My wife & all my children are well; & they, the children, are now seven in number; to what I am to bring up my four Boys, even already sorely perplexes me. My eldest boy(f4) is showing the hereditary principle, by a passion for collecting Lepidoptera. We are at present very full of the subject of schools; I cannot endure to think of sending my Boys to waste 7 or 8 years in making miserable Latin verses, & we have heard some good of Bruce Castle School, near Tottenham(f5) which is partly on the Fellenberg System,(f6) & is kept by a Brother of Rowland Hill of the Post-office, so that on Friday we are going to inspect it & the Boys.(f7) I feel that it is an awful experiment to depart from the usual course, however bad that course may be.— Have you, who have something of an omniscient tendency in you, ever heard anything of this school?—
You speak about Homœopathy; which is a subject which makes me more wrath, even than does Clair-voyance: clairvoyance so transcends belief, that one's ordinary faculties are put out of question, but in Homœopathy common sense & common observation come into play, & both these must go to the Dogs, if the infinetesimal doses have any effect whatever. How true is a remark I saw the other day by Quetelet, in respect to evidence of curative processes, viz that no one knows in disease what is the simple result of nothing being done, as a standard with which to compare Homœopathy & all other such things.(f8) It is a sad flaw, I cannot but think in my beloved Dr Gully, that he believes in everything— when his daughter was very ill, he had a clair-voyant girl to report on internal changes, a mesmerist to put her to sleep—an homœopathist, viz Dr Chapman;(f9) & himself as Hydropathist!(f10) & the girl recovered.—
My dear Fox, I do hope we shall sometime see you here again.

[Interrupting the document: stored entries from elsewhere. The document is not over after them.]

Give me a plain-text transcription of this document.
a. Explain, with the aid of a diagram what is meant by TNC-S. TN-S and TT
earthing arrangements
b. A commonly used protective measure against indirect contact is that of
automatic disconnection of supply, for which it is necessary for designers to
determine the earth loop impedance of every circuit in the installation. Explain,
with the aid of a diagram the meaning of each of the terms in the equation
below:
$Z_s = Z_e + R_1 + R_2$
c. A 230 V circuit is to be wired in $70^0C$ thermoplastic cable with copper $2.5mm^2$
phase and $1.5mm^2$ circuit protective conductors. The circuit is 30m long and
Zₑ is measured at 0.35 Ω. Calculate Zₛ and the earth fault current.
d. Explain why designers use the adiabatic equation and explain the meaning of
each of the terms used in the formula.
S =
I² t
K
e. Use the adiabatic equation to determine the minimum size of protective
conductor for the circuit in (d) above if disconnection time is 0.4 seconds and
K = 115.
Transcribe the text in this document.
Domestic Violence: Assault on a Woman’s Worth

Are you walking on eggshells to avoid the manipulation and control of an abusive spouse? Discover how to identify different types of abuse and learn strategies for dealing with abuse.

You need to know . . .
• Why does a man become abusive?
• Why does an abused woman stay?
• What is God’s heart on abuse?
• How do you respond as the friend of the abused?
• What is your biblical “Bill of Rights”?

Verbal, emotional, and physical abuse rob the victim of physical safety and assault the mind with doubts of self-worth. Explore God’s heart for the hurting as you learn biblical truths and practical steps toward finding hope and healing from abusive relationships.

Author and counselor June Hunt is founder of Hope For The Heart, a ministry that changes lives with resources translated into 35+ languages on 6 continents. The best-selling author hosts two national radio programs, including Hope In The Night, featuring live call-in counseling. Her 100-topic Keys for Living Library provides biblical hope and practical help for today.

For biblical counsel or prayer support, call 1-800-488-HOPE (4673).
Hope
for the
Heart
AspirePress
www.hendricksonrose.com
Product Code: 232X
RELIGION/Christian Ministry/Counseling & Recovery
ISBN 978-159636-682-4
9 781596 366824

Your affectionate friend | C. Darwin
By pure accident a bundle of Athenæums have been much delayed.
Notes
- ↑ This note refers to what homeopaths consider a possible "healing crisis" described in Darwin’s 'Letter 1236' as "the treatment brought out an eruption all over my legs". Homeopaths and other practitioners of natural medicine commonly refer to a “healing crisis,” an initial and temporary exacerbation of symptoms prior to significant relief of a chronic ailment. Skin symptoms, in particular, are considered to be externalizations of the disease process. Such exacerbations of symptoms suggest to a homeopath that a placebo response is unlikely. Citation for this?